A colloquio con il prof. Donato Sperduto

Saba, Levi e la poesia onesta

«Ai poeti resta da fare la poesia onesta», così scrisse il poeta Umberto Saba in Quello che resta da fare ai poeti (1911). E Carlo Levi, che lo conobbe durante la Seconda Guerra mondiale, lo definì un grande poeta. Usando il genere discorsivo-autobiografico, Saba intese difendere il principio dell’aderenza della parola e della cosa. Nel suo libro Armonie lontane (Aracne ed.), Donato Sperduto, docente al Liceo di Sursee e presidente dell’ASPI (Associazione svizzera dei professori d’italiano), si è occupato di questa interessante tematica ed in proposito ha risposto ad alcune domande.


Come mai Saba distinse la poesia onesta da quella disonesta?

Saba oppose il Manzoni poeta a Gabriele d’Annunzio e parlò dell’onestà dell’uno e della «nessuna onestà» dell’altro. Infatti, non reputava d’Annunzio fedele al proprio mondo interiore in quanto «l’artificio del d’Annunzio non è solo formale ma anche sostanziale, egli si esagera o addirittura si finge passioni ed ammirazioni che non sono mai state nel suo temperamento: e questo imperdonabile peccato contro lo spirito egli lo commette al solo e ben meschino scopo di ottenere una strofa più appariscente, un verso più clamoroso». Saba difese la poesia onesta in quanto espressione della fedeltà a sé stessi. E l’onestà, i poeti devono averla così verso loro stessi come verso il lettore.

La posizione di Carlo Levi fu in linea con quella di Saba?
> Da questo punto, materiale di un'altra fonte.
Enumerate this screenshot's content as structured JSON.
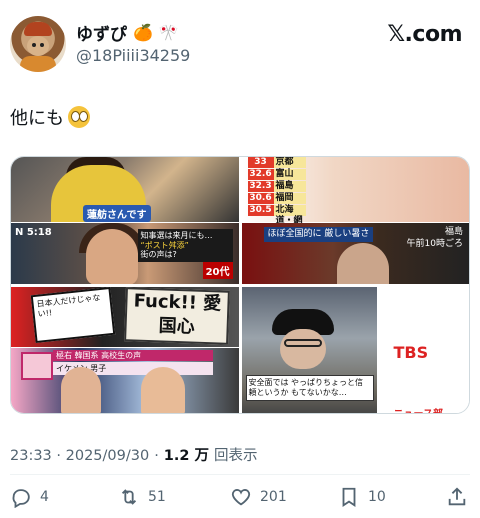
{
  "header": {
    "display_name": "ゆずぴ",
    "name_emojis": [
      "🍊",
      "🎌"
    ],
    "handle": "@18Piiii34259",
    "source": "𝕏.com"
  },
  "tweet": {
    "text": "他にも"
  },
  "media": {
    "tile1": {
      "caption_top": "蓮舫さんです",
      "time": "N 5:18",
      "ticker_line1": "知事選は来月にも…",
      "ticker_line2": "“ポスト舛添”",
      "ticker_line3": "街の声は?",
      "tag": "20代"
    },
    "tile2": {
      "temps": [
        {
          "value": "33",
          "city": "京都"
        },
        {
          "value": "32.6",
          "city": "富山"
        },
        {
          "value": "32.3",
          "city": "福島"
        },
        {
          "value": "30.6",
          "city": "福岡"
        },
        {
          "value": "30.5",
          "city": "北海道・網走"
        }
      ],
      "caption": "ほぼ全国的に 厳しい暑さ",
      "location": "福島",
      "location_time": "午前10時ごろ"
    },
    "tile3": {
      "sign_left": "日本人だけじゃない!!",
      "sign_right": "Fuck!! 愛国心",
      "ticker": "極右 韓国系 高校生の声",
      "ticker_sub": "イケメン 男子"
    },
    "tile4": {
      "caption": "安全面では やっぱりちょっと信頼というか もてないかな…",
      "logo": "TBS",
      "logo_sub": "ニュース部"
    }
  },
  "meta": {
    "timestamp": "23:33 · 2025/09/30",
    "separator": "·",
    "views_count": "1.2 万",
    "views_label": "回表示"
  },
  "actions": {
    "reply_count": "4",
    "retweet_count": "51",
    "like_count": "201",
    "bookmark_count": "10"
  },
  "icons": [
    "reply-icon",
    "retweet-icon",
    "like-icon",
    "bookmark-icon",
    "share-icon",
    "eyes-emoji-icon"
  ]
}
Levi condivise l’analisi sabiana e sosteneva che arte e coscienza morale non dovessero essere separate, bensì amiche e congiunte. Carlo Levi fu un assertore di un umanesimo comprendente un impegno etico in dialogo con l’altro. Scrisse centinaia di poesie, raccolte ora nei volumi Poesie (Donzelli ed.) e Versi (Wip ed.). Nella Canzonetta del 1972, Levi espresse il senso del suo poetare: «Io canto per amore / tutto quello che penso / tutto il bene ed il male / la speranza dei delusi / la presenza degli esclusi / ogni cosa reale / l’emigrante senza terra / il contadino senza terra / l’operario senza terra / il giovane senza terra / la terra senza terra […]. Quello che è libertà / io canto per amore».
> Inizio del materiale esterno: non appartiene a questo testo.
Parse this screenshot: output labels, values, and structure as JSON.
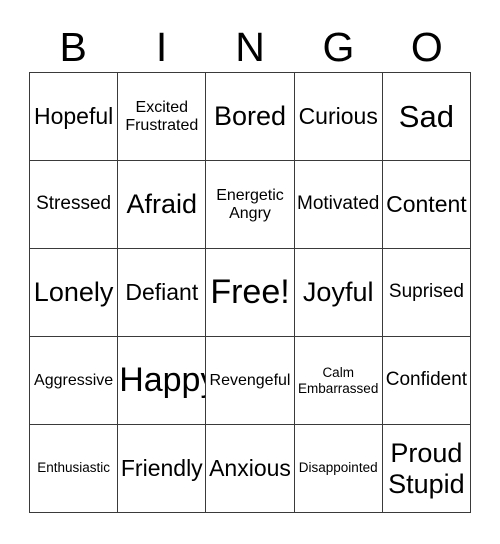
{
  "card": {
    "title": "BINGO",
    "header_letters": [
      "B",
      "I",
      "N",
      "G",
      "O"
    ],
    "grid": {
      "rows": 5,
      "columns": 5,
      "border_color": "#3a3a3a",
      "background_color": "#ffffff",
      "text_color": "#000000"
    },
    "cells": [
      {
        "lines": [
          "Hopeful"
        ],
        "size": "fs-md"
      },
      {
        "lines": [
          "Excited",
          "Frustrated"
        ],
        "size": "fs-xs"
      },
      {
        "lines": [
          "Bored"
        ],
        "size": "fs-lg"
      },
      {
        "lines": [
          "Curious"
        ],
        "size": "fs-md"
      },
      {
        "lines": [
          "Sad"
        ],
        "size": "fs-xl"
      },
      {
        "lines": [
          "Stressed"
        ],
        "size": "fs-sm"
      },
      {
        "lines": [
          "Afraid"
        ],
        "size": "fs-lg"
      },
      {
        "lines": [
          "Energetic",
          "Angry"
        ],
        "size": "fs-xs"
      },
      {
        "lines": [
          "Motivated"
        ],
        "size": "fs-sm"
      },
      {
        "lines": [
          "Content"
        ],
        "size": "fs-md"
      },
      {
        "lines": [
          "Lonely"
        ],
        "size": "fs-lg"
      },
      {
        "lines": [
          "Defiant"
        ],
        "size": "fs-md"
      },
      {
        "lines": [
          "Free!"
        ],
        "size": "fs-xxl"
      },
      {
        "lines": [
          "Joyful"
        ],
        "size": "fs-lg"
      },
      {
        "lines": [
          "Suprised"
        ],
        "size": "fs-sm"
      },
      {
        "lines": [
          "Aggressive"
        ],
        "size": "fs-xs"
      },
      {
        "lines": [
          "Happy"
        ],
        "size": "fs-xxl"
      },
      {
        "lines": [
          "Revengeful"
        ],
        "size": "fs-xs"
      },
      {
        "lines": [
          "Calm",
          "Embarrassed"
        ],
        "size": "fs-xxs"
      },
      {
        "lines": [
          "Confident"
        ],
        "size": "fs-sm"
      },
      {
        "lines": [
          "Enthusiastic"
        ],
        "size": "fs-xxs"
      },
      {
        "lines": [
          "Friendly"
        ],
        "size": "fs-md"
      },
      {
        "lines": [
          "Anxious"
        ],
        "size": "fs-md"
      },
      {
        "lines": [
          "Disappointed"
        ],
        "size": "fs-xxs"
      },
      {
        "lines": [
          "Proud",
          "Stupid"
        ],
        "size": "fs-lg"
      }
    ]
  }
}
Secondo Lei, Levi si limitò all’opposizione tra poesia onesta e disonesta?
Nel suo romanzo L’Orologio (1950), Levi sviluppò il suo proclama dell’impegno etico come anche dell’unità di arte e coscienza morale. E lo fece sviluppando anche la teoria dei Contadini e dei Luigini. Contadini (con la C maiuscola) sono tutti coloro che producono, che fanno le cose e le amano. Invece, Luigini sono le persone che fanno lavorare gli altri al loro posto: i Luigini fingono retoricamente di ingegnarsi per gli altri, mentre in realtà pensano al proprio tornaconto e a quello della cricca. In breve, i Luigini sono i parassiti che hanno bisogno di Contadini per vivere, per succhiarli e nutrirsene. In fondo, il Contadino corrisponde al poeta onesto ed il Luigino al poeta disonesto di sabiana memoria.
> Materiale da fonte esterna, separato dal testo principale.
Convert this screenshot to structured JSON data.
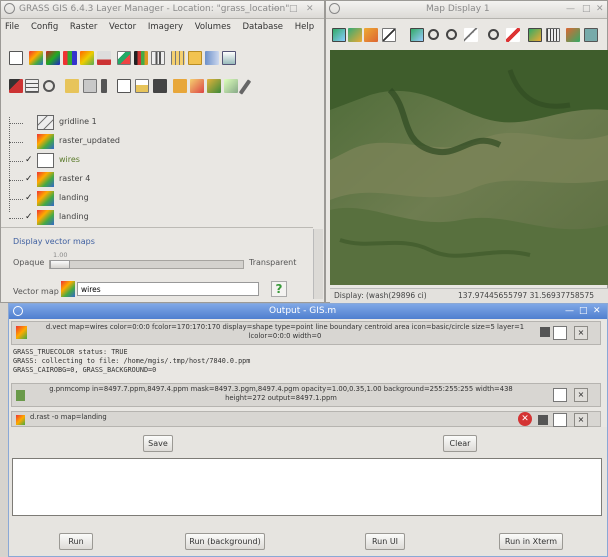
{
  "left_window": {
    "title": "GRASS GIS 6.4.3 Layer Manager - Location: \"grass_location\"",
    "menu": [
      "File",
      "Config",
      "Raster",
      "Vector",
      "Imagery",
      "Volumes",
      "Database",
      "Help"
    ],
    "layers": [
      {
        "name": "gridline 1",
        "checked": false,
        "icon": "vector-layer-icon"
      },
      {
        "name": "raster_updated",
        "checked": false,
        "icon": "raster-layer-icon"
      },
      {
        "name": "wires",
        "checked": true,
        "icon": "vector-layer-icon"
      },
      {
        "name": "raster 4",
        "checked": true,
        "icon": "raster-layer-icon"
      },
      {
        "name": "landing",
        "checked": true,
        "icon": "raster-layer-icon"
      },
      {
        "name": "landing",
        "checked": true,
        "icon": "raster-layer-icon"
      }
    ],
    "section_label": "Display vector maps",
    "opacity_label": "Opaque",
    "opacity_value": "1.00",
    "transparent_label": "Transparent",
    "vector_map_label": "Vector map",
    "vector_map_value": "wires"
  },
  "map_window": {
    "title": "Map Display 1",
    "status_left": "Display: (wash(29896 ci)",
    "status_right": "137.97445655797 31.56937758575"
  },
  "output_window": {
    "title": "Output - GIS.m",
    "command1": "d.vect map=wires color=0:0:0 fcolor=170:170:170 display=shape type=point line boundary centroid area icon=basic/circle size=5 layer=1 lcolor=0:0:0 width=0",
    "log_lines": [
      "GRASS_TRUECOLOR status: TRUE",
      "GRASS: collecting to file: /home/mgis/.tmp/host/7840.0.ppm",
      "   GRASS_CAIROBG=0, GRASS_BACKGROUND=0"
    ],
    "command2": "g.pnmcomp in=8497.7.ppm,8497.4.ppm mask=8497.3.pgm,8497.4.pgm opacity=1.00,0.35,1.00 background=255:255:255 width=438 height=272 output=8497.1.ppm",
    "command3": "d.rast -o map=landing",
    "save_label": "Save",
    "clear_label": "Clear",
    "run_label": "Run",
    "run_bg_label": "Run (background)",
    "run_ui_label": "Run UI",
    "run_xterm_label": "Run in Xterm"
  },
  "colors": {
    "title_active": "#5a87d4",
    "map_green": "#3f5a2e",
    "error_red": "#d43434"
  }
}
Per finire, può fare un esempio di un tipico Luigino contemporaneo?
Basta immaginarsi un dirigente, la cui giornata lavorativa tipica potrebbe essere descritta nel seguente modo: la mattina entra nel suo ufficio, alza le tapparelle, si siede alla scrivania ed incrocia le braccia (come se indossasse la camicia di forza…). Alla fine di una giornata passata largamente a muovere retoricamente le mandibole, abbassa le tapparelle e rincasa. Possano la libertà e la consapevolezza di un Contadino diventare la libertà e la consapevolezza di un Luigino.